Chapter 8

33 5 0
                                    


Akhir pekan, dan tanpa hari yang hujan. Kedai kopi Anet cukup ramai sore itu, bahkan sejak dari pagi. Anet cukup kelelahan tanpa bantuan dua pekerja magangnya yang hanya ada di hari Minggu. Diusap-usapkan punggung tangan kanannya pada dahi yang sedikit berpeluh, lalu kedua tangan terampil itu kembali sibuk menyeduh kopi-kopi pesanan pelanggan. Dengan langkah kaki yang sudah pegal ia antar menuju meja pemesan. Masih dengan senyum ramahnya. Bukankah pembeli adalah raja? Ya, dengan senang hati Anet melakukan pekerjaanya sebagai barista tersebut.

"Hay, selamat sore nona pembuat kopi."

Aneta mendongak, mengarahkan pandangan ke arah suara yang tepat bearada di depan matanya. "Hay sore, secangkir mocha?"

"Kali ini, dua." Senyum terurai dari raut wajah Andan. Kedua alis Anet ia pertemukan dalam ekspresi dari kata tanya, kepalanya sedikit dimiringkan ke kanan. "Hehe, untuk dia satu," lanjut Andan sambil melempar pandangan ke arah kursi dekat jendela yang sudah dihuni oleh Maria yang sedang duduk cantik memandangi sorot lembut dari matahari sore.

Jantung Aneta sedikit tersentak mendapati sosok perempuan dari masalalu Andan itu hadir kembali, dan kini di kedainya. Dengan anggukan lemah ia merespon. Bibirnya memasang senyum perih yang coba ia tutupi.

"Thanks.." laki-laki berperawakan tinggi berisi itu lantas berlalu, menemui gadis yang ia bawa.

Apakah kali ini dia akan meminumnya? Bukankah dia tidak suka kopi?! Senyum hampa tersungging di bibir Anet mengiringi bsikan dalam batinnya. Teringat kembali di benaknya, masa dimana Andan tengah merajut kisah kasih yang indah bersama Maria. Masa dimana Andan masih belum mengetahui tentang perasaan Aneta yang sesungguhnya.

"Net, aku punya pacar." Katanya di suatu sore saat baru saja Andan pulang dari les bahasa Jerman dan menghampiri foodtruck kopi Anet di taman kota. Anet yang tengah menyusun cup-cup kopi bergeming, nafasnya tercekat, matanya hanya lurus memandangi cup-cup kopi itu. Ia tak berani melihat ke arah Andan. "Dia adik kelas kita waktu SMA, namanya Ma-ri-a." Lanjutnya dengan nada girang.

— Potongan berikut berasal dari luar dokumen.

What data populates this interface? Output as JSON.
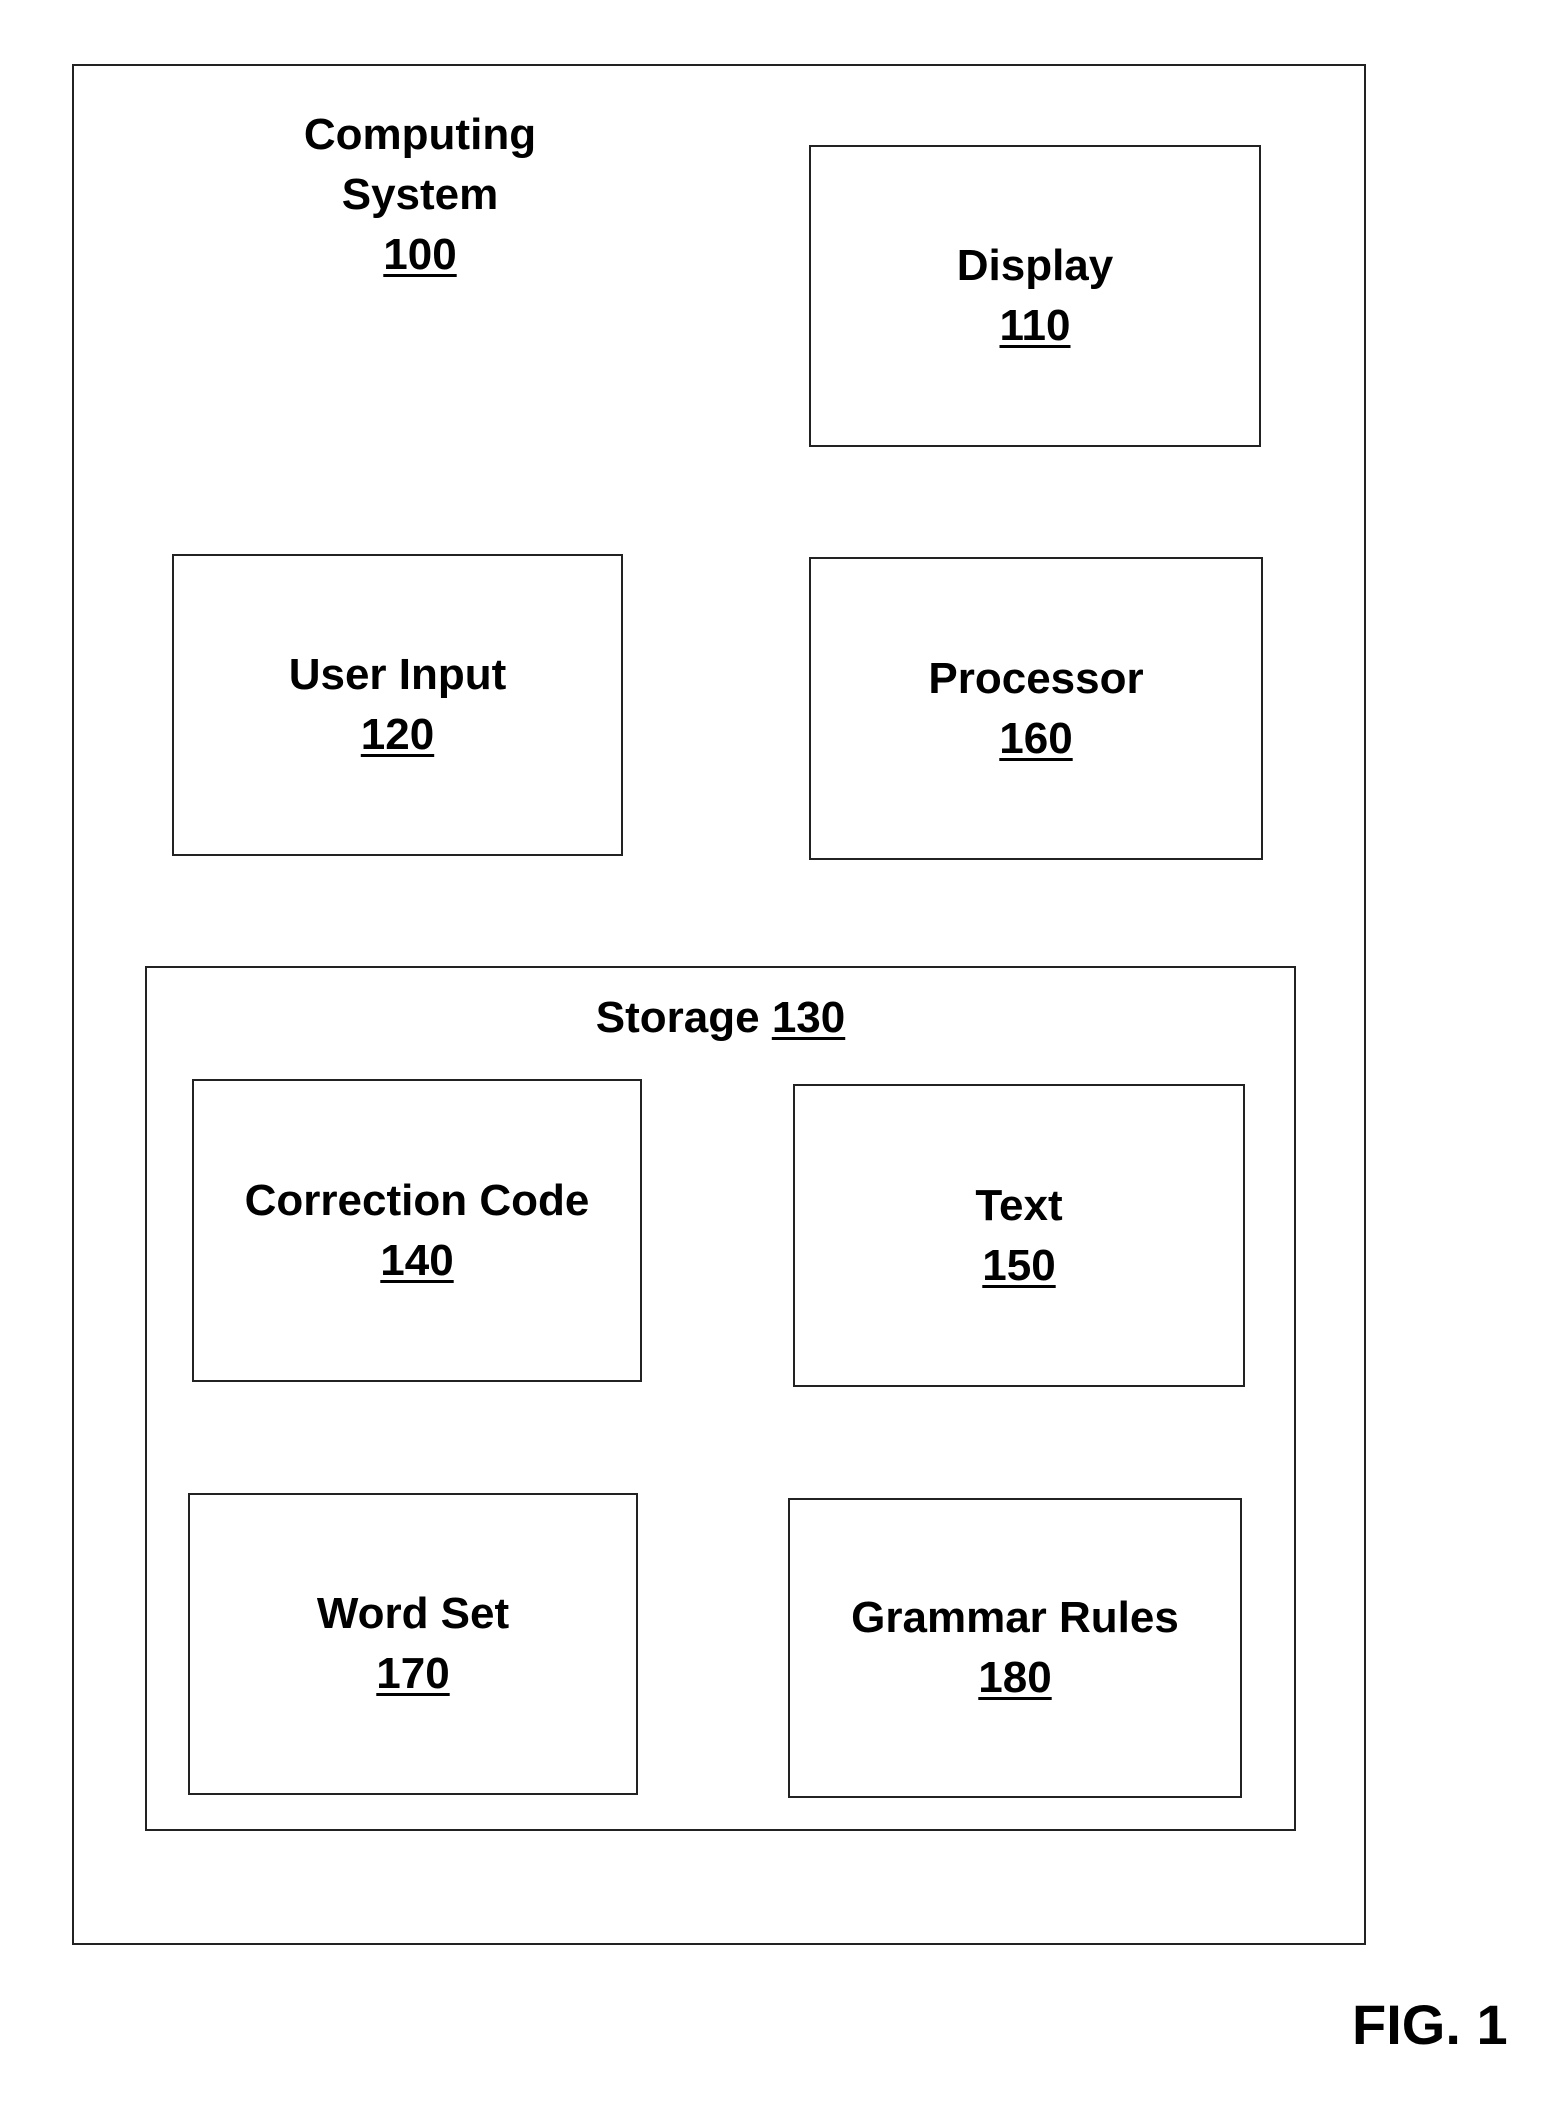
{
  "figure_label": "FIG. 1",
  "system": {
    "title_line1": "Computing",
    "title_line2": "System",
    "ref": "100"
  },
  "components": {
    "display": {
      "name": "Display",
      "ref": "110"
    },
    "user_input": {
      "name": "User Input",
      "ref": "120"
    },
    "processor": {
      "name": "Processor",
      "ref": "160"
    }
  },
  "storage": {
    "name": "Storage",
    "ref": "130",
    "items": {
      "correction_code": {
        "name": "Correction Code",
        "ref": "140"
      },
      "text": {
        "name": "Text",
        "ref": "150"
      },
      "word_set": {
        "name": "Word Set",
        "ref": "170"
      },
      "grammar_rules": {
        "name": "Grammar Rules",
        "ref": "180"
      }
    }
  }
}
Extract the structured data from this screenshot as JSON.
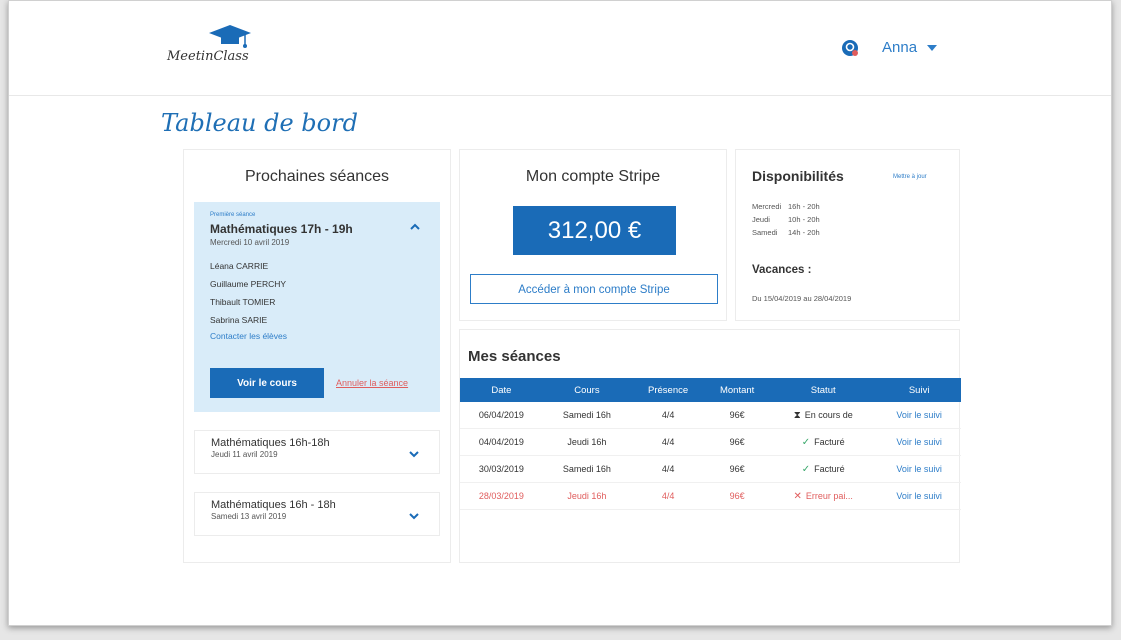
{
  "header": {
    "logo_text": "MeetinClass",
    "user_name": "Anna"
  },
  "page": {
    "title": "Tableau de bord"
  },
  "upcoming": {
    "title": "Prochaines séances",
    "open_session": {
      "tag": "Première séance",
      "title": "Mathématiques 17h - 19h",
      "date": "Mercredi 10 avril 2019",
      "students": [
        "Léana CARRIE",
        "Guillaume PERCHY",
        "Thibault TOMIER",
        "Sabrina SARIE"
      ],
      "contact_label": "Contacter les élèves",
      "view_label": "Voir le cours",
      "cancel_label": "Annuler la séance"
    },
    "closed_sessions": [
      {
        "title": "Mathématiques 16h-18h",
        "date": "Jeudi 11 avril 2019"
      },
      {
        "title": "Mathématiques 16h - 18h",
        "date": "Samedi 13 avril 2019"
      }
    ]
  },
  "stripe": {
    "title": "Mon compte Stripe",
    "amount": "312,00 €",
    "button_label": "Accéder à mon compte Stripe"
  },
  "dispo": {
    "title": "Disponibilités",
    "update_label": "Mettre à jour",
    "rows": [
      {
        "day": "Mercredi",
        "hours": "16h  -  20h"
      },
      {
        "day": "Jeudi",
        "hours": "10h  -  20h"
      },
      {
        "day": "Samedi",
        "hours": "14h  -  20h"
      }
    ],
    "vacation_title": "Vacances :",
    "vacation_text": "Du 15/04/2019 au 28/04/2019"
  },
  "seances": {
    "title": "Mes séances",
    "columns": [
      "Date",
      "Cours",
      "Présence",
      "Montant",
      "Statut",
      "Suivi"
    ],
    "rows": [
      {
        "date": "06/04/2019",
        "course": "Samedi 16h",
        "presence": "4/4",
        "amount": "96€",
        "status": "En cours de",
        "icon": "hourglass-icon",
        "follow": "Voir le suivi",
        "error": false
      },
      {
        "date": "04/04/2019",
        "course": "Jeudi 16h",
        "presence": "4/4",
        "amount": "96€",
        "status": "Facturé",
        "icon": "check-icon",
        "follow": "Voir le suivi",
        "error": false
      },
      {
        "date": "30/03/2019",
        "course": "Samedi 16h",
        "presence": "4/4",
        "amount": "96€",
        "status": "Facturé",
        "icon": "check-icon",
        "follow": "Voir le suivi",
        "error": false
      },
      {
        "date": "28/03/2019",
        "course": "Jeudi 16h",
        "presence": "4/4",
        "amount": "96€",
        "status": "Erreur pai...",
        "icon": "cross-icon",
        "follow": "Voir le suivi",
        "error": true
      }
    ]
  },
  "colors": {
    "primary": "#1a6bb7",
    "link": "#2d7dc8",
    "highlight": "#d9ecf9",
    "error": "#e05d5d",
    "success": "#3aa86b"
  }
}
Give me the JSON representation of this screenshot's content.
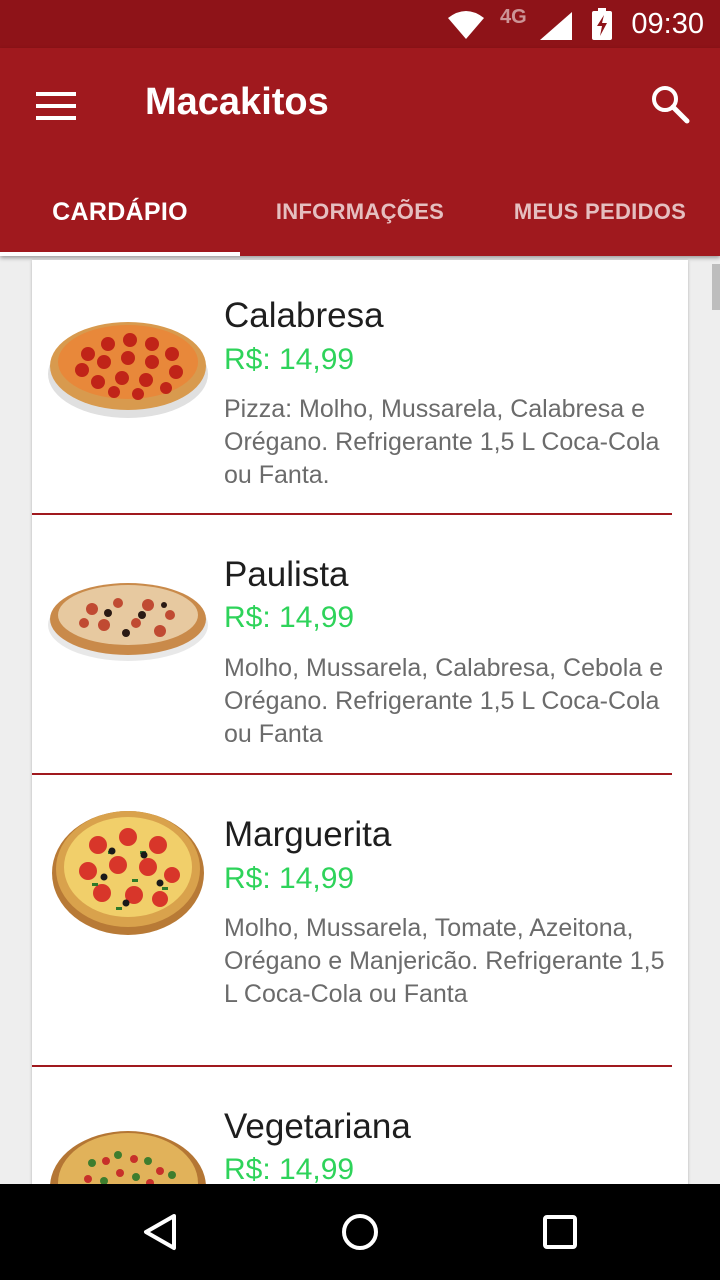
{
  "status_bar": {
    "network": "4G",
    "time": "09:30",
    "icons": [
      "wifi-icon",
      "signal-icon",
      "battery-charging-icon"
    ]
  },
  "app_bar": {
    "title": "Macakitos",
    "menu_icon": "hamburger-menu-icon",
    "search_icon": "search-icon",
    "color": "#a0191e"
  },
  "tabs": [
    {
      "label": "CARDÁPIO",
      "active": true
    },
    {
      "label": "INFORMAÇÕES",
      "active": false
    },
    {
      "label": "MEUS PEDIDOS",
      "active": false
    }
  ],
  "menu_items": [
    {
      "name": "Calabresa",
      "price": "R$: 14,99",
      "description": "Pizza: Molho, Mussarela, Calabresa e Orégano. Refrigerante 1,5 L Coca-Cola ou Fanta."
    },
    {
      "name": "Paulista",
      "price": "R$: 14,99",
      "description": "Molho, Mussarela, Calabresa, Cebola e Orégano. Refrigerante 1,5 L Coca-Cola ou Fanta"
    },
    {
      "name": "Marguerita",
      "price": "R$: 14,99",
      "description": "Molho, Mussarela, Tomate, Azeitona, Orégano e Manjericão. Refrigerante 1,5 L Coca-Cola ou Fanta"
    },
    {
      "name": "Vegetariana",
      "price": "R$: 14,99",
      "description": ""
    }
  ],
  "colors": {
    "accent": "#a0191e",
    "status_bar": "#8e1318",
    "price": "#2ed35a"
  },
  "nav_bar": {
    "icons": [
      "back-icon",
      "home-icon",
      "recents-icon"
    ]
  }
}
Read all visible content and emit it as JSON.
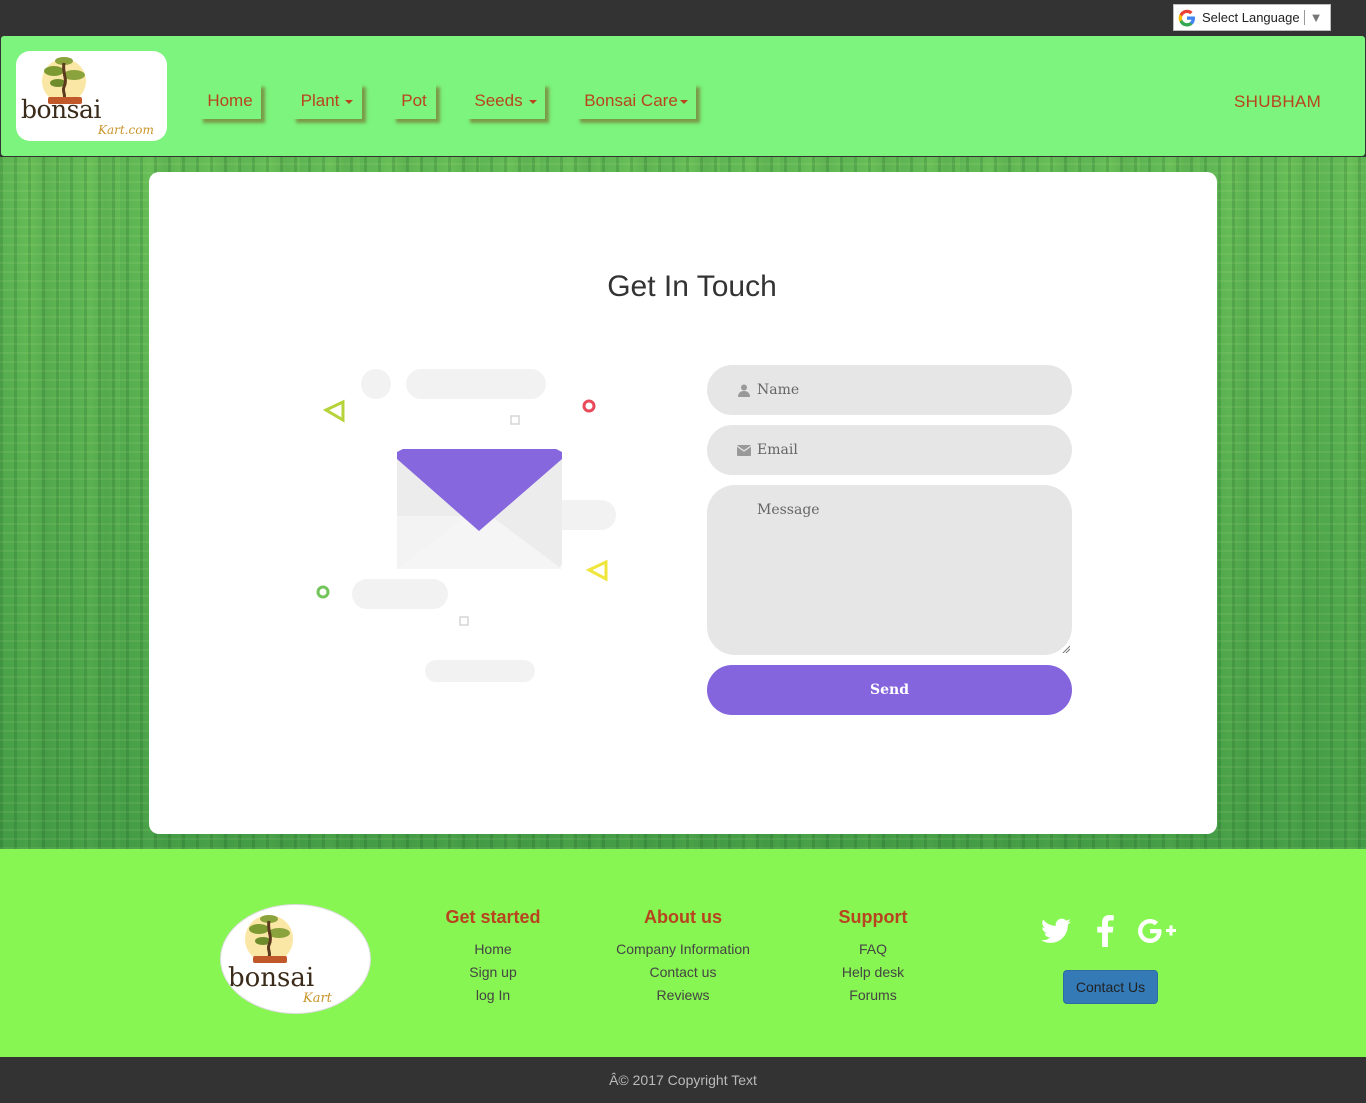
{
  "translate": {
    "label": "Select Language",
    "arrow": "▼"
  },
  "brand": {
    "word": "bonsai",
    "sub": "Kart.com"
  },
  "nav": {
    "items": [
      {
        "label": "Home",
        "dropdown": false
      },
      {
        "label": "Plant",
        "dropdown": true
      },
      {
        "label": "Pot",
        "dropdown": false
      },
      {
        "label": "Seeds",
        "dropdown": true
      },
      {
        "label": "Bonsai Care",
        "dropdown": true
      }
    ],
    "user": "SHUBHAM"
  },
  "contact": {
    "title": "Get In Touch",
    "name_placeholder": "Name",
    "email_placeholder": "Email",
    "message_placeholder": "Message",
    "send_label": "Send"
  },
  "footer": {
    "logo_word": "bonsai",
    "logo_sub": "Kart",
    "columns": [
      {
        "title": "Get started",
        "links": [
          "Home",
          "Sign up",
          "log In"
        ]
      },
      {
        "title": "About us",
        "links": [
          "Company Information",
          "Contact us",
          "Reviews"
        ]
      },
      {
        "title": "Support",
        "links": [
          "FAQ",
          "Help desk",
          "Forums"
        ]
      }
    ],
    "social": [
      "twitter-icon",
      "facebook-icon",
      "google-plus-icon"
    ],
    "contact_button": "Contact Us",
    "copyright": "Â© 2017 Copyright Text"
  },
  "colors": {
    "nav_bg": "#7cf47d",
    "accent_text": "#b8431f",
    "button_purple": "#8465dd",
    "footer_bg": "#87f552",
    "dark_bar": "#333333",
    "contact_btn": "#337ab7"
  }
}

Waktu itu adalah tahun pertama setelah mereka lulus SMA, Andan masih belum mendaftarkan diri ke fakultas kedokteran. Ia masih banyak mengambil berbagai les untuk membekali diri saat kelak ia berangkat ke Jerman. Sementara Aneta, dia memulai bisnis dengan menjual kopi menggunakan foodtruck. Sebuah mobil VW Combi milik kerabatnya ia sulap menjadi kedai kopi berjalan miliknya.

"Nah itu dia datang." Andan melihat ke arah gadis cantik berseragam putih abu dengan totebag warna hitam tersampir dibahu bersama beberapa buku yang ia peluk. Anet ikut menoleh, jantungnya seketika terasa berhenti berdetak, darahnya seolah menyusut tak mengalir. Dan seperti sekarang, Andan juga memesan dua cup mocha waktu itu. Satu cup mocha yang disajikan untuk Maria tak diminumnya sama sekali.

"Kenapa kau tak meminumnya? Apa mocha-nya tidak enak ya?" tanya Anet saat Andan meninggalkan mereka berdua karena pergi mencari camilan.

"Uhm... aku tidak suka kopi dan semacamnya." Jawab gadis itu sambil menggelengkan kepala.

"Ooh, kalau begitu mau ku ganti dengan teh hangat?"

"Tidak usah, terimakasih."

"Mbak, lattenya!" teriak pelanggan tiba-tiba yang baru saja datang menghampiri foodtrucknya.

"Iya sebentar," balas Anet berteriak, "aku permisi ya!" lantas ia meninggalkan Maria yang duduk di bangku taman.

Dari dalam foodtruck Anet melihat sepintas pada Maria yang membuang minuman mochanya ke tanah, hingga tinggal tersisa setengah cup. Dan mungkin Andan tak tahu jika ternyata Maria tidak menyukai kopi, hingga hari ini dia kembli memesan minuman itu sama seperti waktu pertama kali mereka berkencan di hadapan Aneta.